The UK, Portugal, USA and Mr X’s home country all charge IHT on assets physically located in their state.
Mr X’s country of residence permits him to set up a trust structure to hold the assets. But particular attention needs to be paid to the way in which these assets are owned.
The UK assets are probably the most straightforward. There would be no charge to tax (stamp duty excepted) if the shares in the UK company are transferred to the trustees because this would be a sale by a non-resident and would therefore be exempt from UK capital gains tax. When the shares in the UK company are held by the trust, the death of Mr X would not represent a taxable event in the UK and UK IHT would therefore be eliminated.
If the Portuguese property were to be held directly by the trustees, an annual tax charge would be levied on the value of the property. This can be avoided by having the property transferred to a Maltese company (to avoid the annual tax on property owned by “blacklisted” countries), which in turn is owned by the trust.

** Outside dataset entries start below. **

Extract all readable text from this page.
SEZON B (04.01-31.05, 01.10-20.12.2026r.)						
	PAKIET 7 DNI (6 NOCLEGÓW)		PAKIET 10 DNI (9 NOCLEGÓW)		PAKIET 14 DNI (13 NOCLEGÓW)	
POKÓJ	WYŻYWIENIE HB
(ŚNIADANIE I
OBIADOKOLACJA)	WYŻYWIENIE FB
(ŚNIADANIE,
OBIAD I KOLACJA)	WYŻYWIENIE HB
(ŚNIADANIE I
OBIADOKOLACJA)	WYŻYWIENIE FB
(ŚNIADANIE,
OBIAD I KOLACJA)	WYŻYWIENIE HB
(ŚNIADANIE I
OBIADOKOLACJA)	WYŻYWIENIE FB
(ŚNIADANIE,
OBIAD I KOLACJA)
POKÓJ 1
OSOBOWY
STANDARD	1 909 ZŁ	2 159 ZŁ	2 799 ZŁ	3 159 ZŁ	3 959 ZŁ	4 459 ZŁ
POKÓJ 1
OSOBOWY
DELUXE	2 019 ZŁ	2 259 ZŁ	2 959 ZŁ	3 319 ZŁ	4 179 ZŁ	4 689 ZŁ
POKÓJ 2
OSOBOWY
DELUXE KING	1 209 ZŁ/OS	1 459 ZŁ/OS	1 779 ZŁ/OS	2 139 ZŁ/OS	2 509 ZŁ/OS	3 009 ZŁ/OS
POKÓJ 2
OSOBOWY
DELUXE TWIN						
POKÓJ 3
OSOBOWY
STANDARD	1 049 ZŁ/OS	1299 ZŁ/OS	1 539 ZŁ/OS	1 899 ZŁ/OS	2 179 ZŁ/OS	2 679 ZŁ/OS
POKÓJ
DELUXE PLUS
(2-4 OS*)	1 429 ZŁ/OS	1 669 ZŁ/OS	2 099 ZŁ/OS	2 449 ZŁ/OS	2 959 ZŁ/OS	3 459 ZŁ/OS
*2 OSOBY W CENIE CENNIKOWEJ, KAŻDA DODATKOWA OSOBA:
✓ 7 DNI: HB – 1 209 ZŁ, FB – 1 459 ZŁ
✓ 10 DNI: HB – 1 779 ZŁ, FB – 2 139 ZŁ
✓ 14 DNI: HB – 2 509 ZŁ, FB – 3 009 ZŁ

On the death of Mr X, the US Revenue would make a charge to IHT based on the value of his New York apartment. That charge can be avoided by transferring the apartment to an offshore company whose shares are owned by an offshore trust. Careful consideration must be given to certain US anti-avoidance legislation to avoid the presumption that there has been a change of ownership and the consequent application of transfer or death taxes upon the death of Mr X.
The art collection can be transferred directly to the trustees. Care would have to be taken to ensure that Mr X does not retain benefit by having the use and enjoyment of the art collection throughout his life, whilst purporting to have divested himself of those assets. If this were the case, then the transfer to the trust might be ineffective in avoiding local IHT. But, if Mr X were to pay an annual fee for the use and enjoyment of the art, then local IHT should be eliminated.

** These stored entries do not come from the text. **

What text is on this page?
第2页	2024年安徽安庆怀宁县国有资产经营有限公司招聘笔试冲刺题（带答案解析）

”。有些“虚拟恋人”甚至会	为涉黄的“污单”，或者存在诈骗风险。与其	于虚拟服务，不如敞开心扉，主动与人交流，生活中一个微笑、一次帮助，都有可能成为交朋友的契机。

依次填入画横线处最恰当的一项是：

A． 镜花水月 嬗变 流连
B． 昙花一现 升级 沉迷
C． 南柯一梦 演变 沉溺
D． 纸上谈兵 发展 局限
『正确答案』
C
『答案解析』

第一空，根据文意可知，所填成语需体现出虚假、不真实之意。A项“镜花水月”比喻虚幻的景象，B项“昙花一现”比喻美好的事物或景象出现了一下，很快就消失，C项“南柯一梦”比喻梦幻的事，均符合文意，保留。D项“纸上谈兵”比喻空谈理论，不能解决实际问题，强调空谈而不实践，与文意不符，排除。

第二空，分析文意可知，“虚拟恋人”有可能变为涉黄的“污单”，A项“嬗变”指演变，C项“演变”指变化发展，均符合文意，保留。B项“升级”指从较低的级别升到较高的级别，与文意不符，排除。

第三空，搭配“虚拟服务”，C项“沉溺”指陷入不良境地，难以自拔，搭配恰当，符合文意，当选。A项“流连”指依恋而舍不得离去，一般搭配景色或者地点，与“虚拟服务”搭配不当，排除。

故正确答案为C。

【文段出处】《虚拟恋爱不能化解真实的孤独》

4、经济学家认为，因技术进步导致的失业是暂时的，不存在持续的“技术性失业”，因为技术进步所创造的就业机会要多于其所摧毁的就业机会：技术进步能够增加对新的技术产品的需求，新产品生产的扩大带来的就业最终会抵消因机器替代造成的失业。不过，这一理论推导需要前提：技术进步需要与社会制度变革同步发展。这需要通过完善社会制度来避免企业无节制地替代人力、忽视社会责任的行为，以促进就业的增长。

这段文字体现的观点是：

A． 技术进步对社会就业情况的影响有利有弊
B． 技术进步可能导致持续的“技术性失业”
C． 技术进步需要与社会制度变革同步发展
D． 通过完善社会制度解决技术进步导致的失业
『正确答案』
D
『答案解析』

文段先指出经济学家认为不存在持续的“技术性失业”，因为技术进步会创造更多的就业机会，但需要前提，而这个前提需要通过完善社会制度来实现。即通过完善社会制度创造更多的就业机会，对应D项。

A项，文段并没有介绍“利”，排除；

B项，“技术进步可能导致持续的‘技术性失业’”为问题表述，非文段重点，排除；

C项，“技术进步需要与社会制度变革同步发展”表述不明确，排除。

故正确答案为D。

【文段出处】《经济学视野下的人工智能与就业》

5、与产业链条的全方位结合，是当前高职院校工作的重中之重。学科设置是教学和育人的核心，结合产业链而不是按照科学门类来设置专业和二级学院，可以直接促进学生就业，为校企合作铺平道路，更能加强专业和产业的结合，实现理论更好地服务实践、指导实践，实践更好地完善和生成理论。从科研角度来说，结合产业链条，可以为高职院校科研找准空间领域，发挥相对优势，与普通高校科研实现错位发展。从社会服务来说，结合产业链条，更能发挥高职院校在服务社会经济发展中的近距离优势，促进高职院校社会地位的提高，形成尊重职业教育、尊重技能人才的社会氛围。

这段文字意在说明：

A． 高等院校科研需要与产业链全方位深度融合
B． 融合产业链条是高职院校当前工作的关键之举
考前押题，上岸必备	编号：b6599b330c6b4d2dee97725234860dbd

If Mr X were living in a high tax country that levied IHT on a worldwide basis, then the foreign assets may be subject to IHT in their country of situation and also in Mr X’s home country. Credit may be given for capital taxes paid in one jurisdiction against capital taxes due in another but often there is a double charge to tax so the need for proper IHT planning is even greater.
In many countries the transfer into a trust attracts some form of transfer/gift tax, but with care that can be eliminated or reduced by making a sale of the assets, even if the purchase price is left outstanding.